Out of the 30,982,558 shares of Class A common stock that the Company is offering, it intends to use the net proceeds that it receives from the sale of 29,268,293 shares of its Class A common stock to repay its Second Lien Term Loan for working capital and other general corporate purposes. The Company intends to use the net proceeds that it receives from the remaining 1,714,265 shares (or 2,944,806 shares if the underwriters exercise in full their option to purchase additional shares) of Class A common stock to purchase equity interests from existing stockholders. The Company will not receive any proceeds from the sale of shares of Class A common stock by the existing stockholders.

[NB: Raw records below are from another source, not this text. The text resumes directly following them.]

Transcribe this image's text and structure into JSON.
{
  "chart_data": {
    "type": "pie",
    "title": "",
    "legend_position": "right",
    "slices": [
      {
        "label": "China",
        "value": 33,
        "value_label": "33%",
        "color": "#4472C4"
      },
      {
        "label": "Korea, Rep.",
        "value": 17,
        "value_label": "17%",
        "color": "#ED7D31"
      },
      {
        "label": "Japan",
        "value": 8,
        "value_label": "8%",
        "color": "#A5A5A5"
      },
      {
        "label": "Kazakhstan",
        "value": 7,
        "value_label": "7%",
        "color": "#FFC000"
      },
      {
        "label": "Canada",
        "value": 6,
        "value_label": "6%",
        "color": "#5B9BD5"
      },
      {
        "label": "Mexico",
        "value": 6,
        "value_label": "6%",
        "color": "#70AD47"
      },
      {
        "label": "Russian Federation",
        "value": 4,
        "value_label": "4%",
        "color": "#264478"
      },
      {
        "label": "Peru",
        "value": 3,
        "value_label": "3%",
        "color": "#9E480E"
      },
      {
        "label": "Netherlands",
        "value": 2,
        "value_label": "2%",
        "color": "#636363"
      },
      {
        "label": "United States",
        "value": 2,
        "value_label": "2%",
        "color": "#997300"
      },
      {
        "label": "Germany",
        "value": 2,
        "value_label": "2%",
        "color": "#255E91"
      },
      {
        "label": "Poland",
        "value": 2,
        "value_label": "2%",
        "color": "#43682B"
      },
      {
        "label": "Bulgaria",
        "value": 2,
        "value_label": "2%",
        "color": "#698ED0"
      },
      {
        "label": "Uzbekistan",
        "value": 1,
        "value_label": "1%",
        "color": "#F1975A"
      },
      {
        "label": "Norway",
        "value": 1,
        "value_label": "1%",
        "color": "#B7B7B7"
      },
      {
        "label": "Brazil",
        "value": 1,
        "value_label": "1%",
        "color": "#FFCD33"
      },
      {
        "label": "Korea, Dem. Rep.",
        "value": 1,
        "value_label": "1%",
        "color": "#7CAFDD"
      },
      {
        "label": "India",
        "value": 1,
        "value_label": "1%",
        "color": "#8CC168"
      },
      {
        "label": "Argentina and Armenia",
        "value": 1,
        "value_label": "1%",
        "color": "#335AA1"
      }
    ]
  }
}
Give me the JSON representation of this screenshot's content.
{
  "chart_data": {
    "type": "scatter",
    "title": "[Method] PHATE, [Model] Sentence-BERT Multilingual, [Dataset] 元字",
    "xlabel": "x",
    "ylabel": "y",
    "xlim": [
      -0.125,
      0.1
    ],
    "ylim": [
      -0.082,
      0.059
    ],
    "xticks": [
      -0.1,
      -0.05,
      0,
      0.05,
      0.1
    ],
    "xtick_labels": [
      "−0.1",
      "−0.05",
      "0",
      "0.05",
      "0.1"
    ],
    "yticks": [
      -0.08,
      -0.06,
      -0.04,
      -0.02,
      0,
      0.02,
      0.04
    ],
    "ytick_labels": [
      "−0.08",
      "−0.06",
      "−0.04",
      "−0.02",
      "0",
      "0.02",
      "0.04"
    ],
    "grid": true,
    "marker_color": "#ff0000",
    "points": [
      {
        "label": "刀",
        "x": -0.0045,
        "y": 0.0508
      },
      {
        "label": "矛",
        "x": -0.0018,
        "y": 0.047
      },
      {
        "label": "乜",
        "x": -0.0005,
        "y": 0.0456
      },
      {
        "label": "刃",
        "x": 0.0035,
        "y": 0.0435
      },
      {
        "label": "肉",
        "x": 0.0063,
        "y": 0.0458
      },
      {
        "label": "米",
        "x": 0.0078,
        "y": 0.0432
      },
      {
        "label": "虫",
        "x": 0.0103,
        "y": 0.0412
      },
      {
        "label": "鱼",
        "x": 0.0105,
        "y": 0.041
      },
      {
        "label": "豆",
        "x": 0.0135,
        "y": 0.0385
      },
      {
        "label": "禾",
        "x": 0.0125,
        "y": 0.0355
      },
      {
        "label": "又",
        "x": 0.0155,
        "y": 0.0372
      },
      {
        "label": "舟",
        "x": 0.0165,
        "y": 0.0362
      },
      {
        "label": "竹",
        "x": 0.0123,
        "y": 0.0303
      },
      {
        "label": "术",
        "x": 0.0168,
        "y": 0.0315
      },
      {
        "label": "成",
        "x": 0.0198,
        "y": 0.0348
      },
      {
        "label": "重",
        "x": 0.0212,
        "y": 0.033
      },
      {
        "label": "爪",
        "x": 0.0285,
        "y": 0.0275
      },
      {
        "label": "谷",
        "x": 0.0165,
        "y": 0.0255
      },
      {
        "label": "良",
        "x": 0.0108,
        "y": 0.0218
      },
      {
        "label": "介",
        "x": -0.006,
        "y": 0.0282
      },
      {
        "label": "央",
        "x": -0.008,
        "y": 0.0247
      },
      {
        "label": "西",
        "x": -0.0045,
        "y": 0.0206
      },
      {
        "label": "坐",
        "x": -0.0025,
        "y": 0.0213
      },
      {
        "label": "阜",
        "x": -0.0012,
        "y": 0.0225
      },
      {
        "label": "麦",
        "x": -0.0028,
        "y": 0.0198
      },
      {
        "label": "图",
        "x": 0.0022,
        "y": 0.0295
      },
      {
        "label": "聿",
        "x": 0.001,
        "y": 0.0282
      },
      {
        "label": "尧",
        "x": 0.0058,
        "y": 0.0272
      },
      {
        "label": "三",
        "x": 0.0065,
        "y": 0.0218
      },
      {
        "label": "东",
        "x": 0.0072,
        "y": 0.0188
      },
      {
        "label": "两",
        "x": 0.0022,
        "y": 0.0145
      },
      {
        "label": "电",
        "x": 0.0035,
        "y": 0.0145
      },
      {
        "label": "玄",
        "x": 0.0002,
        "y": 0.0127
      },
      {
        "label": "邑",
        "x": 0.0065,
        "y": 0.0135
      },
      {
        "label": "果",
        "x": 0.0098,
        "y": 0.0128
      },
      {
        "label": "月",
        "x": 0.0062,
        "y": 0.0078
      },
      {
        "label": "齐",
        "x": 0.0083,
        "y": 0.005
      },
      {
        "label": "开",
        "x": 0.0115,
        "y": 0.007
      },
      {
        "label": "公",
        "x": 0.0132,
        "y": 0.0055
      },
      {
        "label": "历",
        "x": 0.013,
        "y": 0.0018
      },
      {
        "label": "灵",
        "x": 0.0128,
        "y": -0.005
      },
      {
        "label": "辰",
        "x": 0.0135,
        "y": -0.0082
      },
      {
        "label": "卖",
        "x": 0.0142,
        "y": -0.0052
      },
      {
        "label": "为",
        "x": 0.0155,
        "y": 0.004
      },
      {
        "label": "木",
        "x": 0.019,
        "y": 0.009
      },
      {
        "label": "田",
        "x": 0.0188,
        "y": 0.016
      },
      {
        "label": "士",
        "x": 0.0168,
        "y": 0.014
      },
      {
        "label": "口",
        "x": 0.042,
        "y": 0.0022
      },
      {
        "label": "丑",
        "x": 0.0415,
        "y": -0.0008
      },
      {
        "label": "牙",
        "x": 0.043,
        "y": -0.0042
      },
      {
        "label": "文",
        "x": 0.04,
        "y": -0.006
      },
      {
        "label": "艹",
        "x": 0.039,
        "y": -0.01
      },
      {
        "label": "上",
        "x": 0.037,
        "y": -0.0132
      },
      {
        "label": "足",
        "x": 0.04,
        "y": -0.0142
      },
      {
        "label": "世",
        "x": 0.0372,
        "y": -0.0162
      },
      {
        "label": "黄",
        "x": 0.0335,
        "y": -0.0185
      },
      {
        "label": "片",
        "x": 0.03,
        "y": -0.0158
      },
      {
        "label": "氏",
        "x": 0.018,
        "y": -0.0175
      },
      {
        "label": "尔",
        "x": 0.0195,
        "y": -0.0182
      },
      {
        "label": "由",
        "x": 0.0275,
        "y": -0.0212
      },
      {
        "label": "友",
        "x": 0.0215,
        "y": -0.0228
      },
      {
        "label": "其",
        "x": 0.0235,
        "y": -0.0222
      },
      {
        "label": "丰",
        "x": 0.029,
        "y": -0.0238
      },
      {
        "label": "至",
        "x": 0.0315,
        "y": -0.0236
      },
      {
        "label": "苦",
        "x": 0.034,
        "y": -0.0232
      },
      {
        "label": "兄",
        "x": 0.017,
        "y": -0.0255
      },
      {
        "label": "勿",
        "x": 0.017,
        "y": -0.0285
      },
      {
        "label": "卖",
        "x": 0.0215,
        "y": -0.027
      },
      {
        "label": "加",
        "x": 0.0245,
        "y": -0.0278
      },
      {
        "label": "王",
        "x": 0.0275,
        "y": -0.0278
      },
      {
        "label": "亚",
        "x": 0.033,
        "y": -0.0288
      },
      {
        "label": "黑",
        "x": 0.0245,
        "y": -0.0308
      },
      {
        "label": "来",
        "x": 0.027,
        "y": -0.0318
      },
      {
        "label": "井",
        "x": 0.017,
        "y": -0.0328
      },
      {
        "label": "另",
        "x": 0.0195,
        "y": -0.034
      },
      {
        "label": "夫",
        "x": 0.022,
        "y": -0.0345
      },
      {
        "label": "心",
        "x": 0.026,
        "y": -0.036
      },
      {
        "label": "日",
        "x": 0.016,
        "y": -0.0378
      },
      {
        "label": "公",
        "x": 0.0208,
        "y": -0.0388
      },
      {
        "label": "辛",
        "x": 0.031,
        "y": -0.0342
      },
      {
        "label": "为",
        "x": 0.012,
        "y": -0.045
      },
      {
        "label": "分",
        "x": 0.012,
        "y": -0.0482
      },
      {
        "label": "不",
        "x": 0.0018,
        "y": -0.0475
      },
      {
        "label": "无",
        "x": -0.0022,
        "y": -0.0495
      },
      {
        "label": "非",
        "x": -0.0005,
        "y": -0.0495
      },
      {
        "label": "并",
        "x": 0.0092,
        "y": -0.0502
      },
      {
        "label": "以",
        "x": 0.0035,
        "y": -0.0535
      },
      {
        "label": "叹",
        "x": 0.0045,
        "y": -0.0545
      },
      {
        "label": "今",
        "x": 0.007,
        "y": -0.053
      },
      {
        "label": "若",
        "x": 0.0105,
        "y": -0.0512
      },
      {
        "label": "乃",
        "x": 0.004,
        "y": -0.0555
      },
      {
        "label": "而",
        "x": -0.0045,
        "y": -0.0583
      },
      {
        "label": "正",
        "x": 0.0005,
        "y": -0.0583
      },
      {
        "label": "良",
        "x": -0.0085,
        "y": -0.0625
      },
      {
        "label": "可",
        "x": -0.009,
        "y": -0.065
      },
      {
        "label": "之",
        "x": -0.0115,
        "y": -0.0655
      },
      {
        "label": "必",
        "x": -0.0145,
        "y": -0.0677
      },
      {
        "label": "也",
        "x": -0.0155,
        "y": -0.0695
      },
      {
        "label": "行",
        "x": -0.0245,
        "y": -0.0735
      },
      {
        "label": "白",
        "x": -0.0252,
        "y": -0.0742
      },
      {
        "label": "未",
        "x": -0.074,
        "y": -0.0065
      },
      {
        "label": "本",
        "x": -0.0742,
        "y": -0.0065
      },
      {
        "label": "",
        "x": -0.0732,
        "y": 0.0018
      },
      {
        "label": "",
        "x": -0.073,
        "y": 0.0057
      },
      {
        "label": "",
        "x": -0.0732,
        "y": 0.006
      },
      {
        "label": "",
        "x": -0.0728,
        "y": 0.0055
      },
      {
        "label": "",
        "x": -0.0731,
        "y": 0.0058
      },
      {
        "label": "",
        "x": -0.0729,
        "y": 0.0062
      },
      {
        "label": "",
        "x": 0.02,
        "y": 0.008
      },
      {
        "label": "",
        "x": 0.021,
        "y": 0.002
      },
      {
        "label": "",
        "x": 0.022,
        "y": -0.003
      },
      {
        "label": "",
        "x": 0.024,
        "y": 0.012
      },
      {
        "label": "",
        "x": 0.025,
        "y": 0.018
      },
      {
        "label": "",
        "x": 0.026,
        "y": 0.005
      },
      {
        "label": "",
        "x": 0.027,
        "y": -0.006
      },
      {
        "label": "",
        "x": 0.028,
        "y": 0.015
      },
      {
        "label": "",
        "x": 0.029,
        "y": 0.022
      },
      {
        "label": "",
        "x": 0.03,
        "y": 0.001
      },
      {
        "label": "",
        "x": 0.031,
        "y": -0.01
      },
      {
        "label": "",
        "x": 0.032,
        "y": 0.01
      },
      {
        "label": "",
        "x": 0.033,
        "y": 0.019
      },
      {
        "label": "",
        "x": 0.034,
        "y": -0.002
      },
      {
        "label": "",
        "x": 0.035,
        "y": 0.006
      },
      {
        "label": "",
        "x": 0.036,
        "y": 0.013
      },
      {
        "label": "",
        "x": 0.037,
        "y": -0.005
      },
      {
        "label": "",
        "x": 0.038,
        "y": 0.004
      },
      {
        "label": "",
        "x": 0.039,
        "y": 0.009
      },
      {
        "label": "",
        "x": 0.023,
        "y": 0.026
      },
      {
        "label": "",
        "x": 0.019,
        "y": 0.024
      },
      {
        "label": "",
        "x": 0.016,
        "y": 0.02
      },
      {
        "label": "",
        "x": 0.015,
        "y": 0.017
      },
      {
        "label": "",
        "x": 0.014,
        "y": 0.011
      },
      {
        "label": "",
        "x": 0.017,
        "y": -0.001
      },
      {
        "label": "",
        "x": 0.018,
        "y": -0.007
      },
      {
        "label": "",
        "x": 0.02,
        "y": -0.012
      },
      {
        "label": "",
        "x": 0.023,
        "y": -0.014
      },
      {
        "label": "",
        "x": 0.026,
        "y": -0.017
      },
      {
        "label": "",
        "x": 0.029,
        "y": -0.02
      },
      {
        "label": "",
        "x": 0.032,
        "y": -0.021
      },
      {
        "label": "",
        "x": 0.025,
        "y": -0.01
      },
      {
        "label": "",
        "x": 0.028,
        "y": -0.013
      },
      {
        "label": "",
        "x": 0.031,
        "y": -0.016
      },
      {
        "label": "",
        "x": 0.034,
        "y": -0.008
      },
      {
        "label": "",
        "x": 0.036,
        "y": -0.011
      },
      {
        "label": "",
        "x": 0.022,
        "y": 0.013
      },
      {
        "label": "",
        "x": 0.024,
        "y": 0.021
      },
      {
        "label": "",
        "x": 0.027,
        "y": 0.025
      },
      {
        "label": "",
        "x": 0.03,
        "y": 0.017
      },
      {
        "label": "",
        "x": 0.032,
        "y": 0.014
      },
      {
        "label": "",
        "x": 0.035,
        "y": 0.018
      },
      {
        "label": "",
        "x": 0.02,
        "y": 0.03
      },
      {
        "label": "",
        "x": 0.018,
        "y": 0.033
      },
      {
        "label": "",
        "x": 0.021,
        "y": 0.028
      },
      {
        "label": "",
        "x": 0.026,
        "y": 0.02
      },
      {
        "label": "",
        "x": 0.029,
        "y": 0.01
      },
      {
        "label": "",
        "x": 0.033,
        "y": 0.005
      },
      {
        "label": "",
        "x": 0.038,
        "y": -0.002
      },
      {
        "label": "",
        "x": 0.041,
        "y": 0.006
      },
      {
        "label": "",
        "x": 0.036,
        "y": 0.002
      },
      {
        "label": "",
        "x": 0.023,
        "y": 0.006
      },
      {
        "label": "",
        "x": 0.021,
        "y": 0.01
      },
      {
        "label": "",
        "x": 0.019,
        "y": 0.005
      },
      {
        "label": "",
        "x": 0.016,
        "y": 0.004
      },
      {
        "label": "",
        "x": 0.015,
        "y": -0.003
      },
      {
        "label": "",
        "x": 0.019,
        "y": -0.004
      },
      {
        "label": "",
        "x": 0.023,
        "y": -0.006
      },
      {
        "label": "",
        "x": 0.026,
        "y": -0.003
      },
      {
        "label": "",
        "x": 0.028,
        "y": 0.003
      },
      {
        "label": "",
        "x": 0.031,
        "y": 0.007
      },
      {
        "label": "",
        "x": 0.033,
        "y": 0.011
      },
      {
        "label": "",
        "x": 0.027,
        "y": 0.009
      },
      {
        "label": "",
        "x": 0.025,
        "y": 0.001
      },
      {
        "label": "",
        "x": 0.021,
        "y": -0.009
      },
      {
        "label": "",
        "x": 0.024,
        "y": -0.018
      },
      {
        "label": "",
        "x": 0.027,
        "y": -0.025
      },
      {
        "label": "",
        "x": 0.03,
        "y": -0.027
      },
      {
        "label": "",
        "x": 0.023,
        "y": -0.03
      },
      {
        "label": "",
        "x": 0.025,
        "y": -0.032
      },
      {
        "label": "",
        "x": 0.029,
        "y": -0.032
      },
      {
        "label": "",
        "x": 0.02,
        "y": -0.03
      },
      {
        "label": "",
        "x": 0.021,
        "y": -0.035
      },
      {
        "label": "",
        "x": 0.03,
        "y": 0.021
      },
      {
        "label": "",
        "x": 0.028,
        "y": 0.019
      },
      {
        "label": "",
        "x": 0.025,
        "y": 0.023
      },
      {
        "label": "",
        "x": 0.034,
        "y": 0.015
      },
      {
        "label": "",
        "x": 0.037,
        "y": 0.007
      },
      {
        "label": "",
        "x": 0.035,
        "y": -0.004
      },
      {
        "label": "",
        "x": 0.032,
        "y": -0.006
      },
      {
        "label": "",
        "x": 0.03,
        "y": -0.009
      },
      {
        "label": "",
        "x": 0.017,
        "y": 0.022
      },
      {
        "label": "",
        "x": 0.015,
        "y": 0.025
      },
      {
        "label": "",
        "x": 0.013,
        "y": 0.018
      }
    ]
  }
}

Morgan Stanley and Goldman Sachs & Co. LLC are acting as lead book-running managers and representatives of the underwriters for the offering. TPG Capital BD, LLC, BofA Securities and Citigroup are also acting as lead book-running managers. RBC Capital Markets, Deutsche Bank Securities, UBS Investment Bank, HSBC and Mizuho Securities will serve as joint-bookrunning managers for the proposed offering. Evercore ISI, Piper Sandler, Stifel, Academy Securities, Blaylock Van, LLC, C.L. King & Associates, Ramirez & Co., Inc., and Siebert Williams Shank are acting as co-managers for the offering.
The proposed offering will be made only by means of a prospectus. A copy of the preliminary prospectus related to the offering may be obtained, when available, from Morgan Stanley & Co. LLC, Attention: Prospectus Department, 180 Varick Street, 2nd Floor, New York, NY 10014 or Goldman Sachs & Co. LLC, Attention: Prospectus Department, 200 West Street, New York, New York 10282, telephone: 1-866-471-2526, facsimile: 212-902-9316 or by emailing prospectus-ny@ny.email.gs.com.
A registration statement on Form S-1 relating to the proposed offering has been filed with the SEC but has not yet become effective. These securities may not be sold, nor may offers to buy be accepted, prior to the time the registration statement becomes effective.